Door meer kennis en inzicht in het gedrag van mensen op je website en de werking van het rationele- en emotionele systeem kun je de website zo inrichten dat mensen makkelijker de weg vinden en bijvoorbeeld formulieren sneller succesvol invullen.
5. Stop met ‘stand alone’ usabilitytesten
Je beslissingen baseren op usabilitytesten, en vanuit die usabilitytesten verbeteringen doorvoeren op je website? Stop daar alsjeblieft mee. We hadden net geleerd dat het brein op emotie beslissingen maakt.
Juist in usabilitytesten wordt veel en vaak de ratio aangeroepen, zeker op het moment dat respondenten gevraagd wordt hun gedrag hardop te benoemen.
Je onderzoekt dan niet meer het natuurlijke gedrag van je bezoekers maar de rationalisatie over het gedrag die mensen onbewust maken nadat ze het gedrag hebben vertoond. Vaak liggen deze twee mijlever uit elkaar en zeggen de rationele overtuigingen zeer weinig over het (toekomstige) gedrag.
In een natuurlijke situatie zijn gebruikers natuurlijk ook niet aan het benoemen wat ze aan het doen zijn. Het benoemen van hun handelen in een test maakt ze (te) bewust van hun handelen en beïnvloedt dat handelen ook.
Respondenten verzinnen argumenten voor hun gedrag die in werkelijkheid heel anders zijn dan de daadwerkelijke oorzaken van het gedrag. Mensen hebben graag het gevoel dat ze efficiënt en doelbewust bezig zijn, ook al doen we maar wat, we zijn erop getraind om altijd een zeer goede reden te hebben waarom wat dat deden.

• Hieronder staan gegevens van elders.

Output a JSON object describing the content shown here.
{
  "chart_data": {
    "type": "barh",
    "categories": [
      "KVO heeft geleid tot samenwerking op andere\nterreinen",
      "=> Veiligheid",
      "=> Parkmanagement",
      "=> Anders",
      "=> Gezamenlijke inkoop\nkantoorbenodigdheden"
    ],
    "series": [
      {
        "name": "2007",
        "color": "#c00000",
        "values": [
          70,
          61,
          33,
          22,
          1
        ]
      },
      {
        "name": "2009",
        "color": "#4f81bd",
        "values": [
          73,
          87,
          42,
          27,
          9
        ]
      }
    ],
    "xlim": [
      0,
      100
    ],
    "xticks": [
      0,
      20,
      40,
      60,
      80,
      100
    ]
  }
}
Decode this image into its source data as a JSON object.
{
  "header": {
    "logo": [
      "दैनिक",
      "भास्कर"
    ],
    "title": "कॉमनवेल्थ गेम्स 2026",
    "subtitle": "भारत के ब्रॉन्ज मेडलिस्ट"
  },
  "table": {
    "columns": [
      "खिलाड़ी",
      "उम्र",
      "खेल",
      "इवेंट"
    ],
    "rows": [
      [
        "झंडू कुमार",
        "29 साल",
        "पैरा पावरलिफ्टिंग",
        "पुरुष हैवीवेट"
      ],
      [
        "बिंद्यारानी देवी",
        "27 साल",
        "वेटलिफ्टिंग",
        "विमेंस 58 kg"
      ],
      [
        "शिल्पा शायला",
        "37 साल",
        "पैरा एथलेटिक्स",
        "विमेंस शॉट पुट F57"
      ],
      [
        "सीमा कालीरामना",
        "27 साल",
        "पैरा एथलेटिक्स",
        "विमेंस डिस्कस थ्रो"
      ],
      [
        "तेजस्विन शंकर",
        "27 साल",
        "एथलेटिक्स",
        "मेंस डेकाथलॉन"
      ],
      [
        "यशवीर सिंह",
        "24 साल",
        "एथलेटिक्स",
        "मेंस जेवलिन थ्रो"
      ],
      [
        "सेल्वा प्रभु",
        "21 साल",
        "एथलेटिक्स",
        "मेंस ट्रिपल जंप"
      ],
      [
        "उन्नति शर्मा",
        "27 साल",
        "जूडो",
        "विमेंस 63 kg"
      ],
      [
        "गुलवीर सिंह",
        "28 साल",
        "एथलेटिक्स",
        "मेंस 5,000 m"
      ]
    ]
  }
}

Gebruik de usabilitytesten dan ook als opmaat naar een hoop nieuwe A/B-test experimenten. Er komen namelijk allemaal aannames uit het usability onderzoek, die je kunt A/B-testen.
6. Stop verspilling, bereken je maximale testcapaciteit
Tot slot: we wilden echt groeien, daar begon deze blog mee. Je hebt gezien dat ik bij ieder punt A/B-testen heb aangehaald. Dat doe ik niet voor niets. In testen en vervolgens optimaliseren zit de meeste groei op korte termijn.
Reken eens uit hoeveel conversies je hebt op je website. Voor een eenvoudige A/B-test heb je zeker 800 conversies per variant nodig (en dan zijn er nog allerlei afhankelijkheden die ik je nu even zal besparen).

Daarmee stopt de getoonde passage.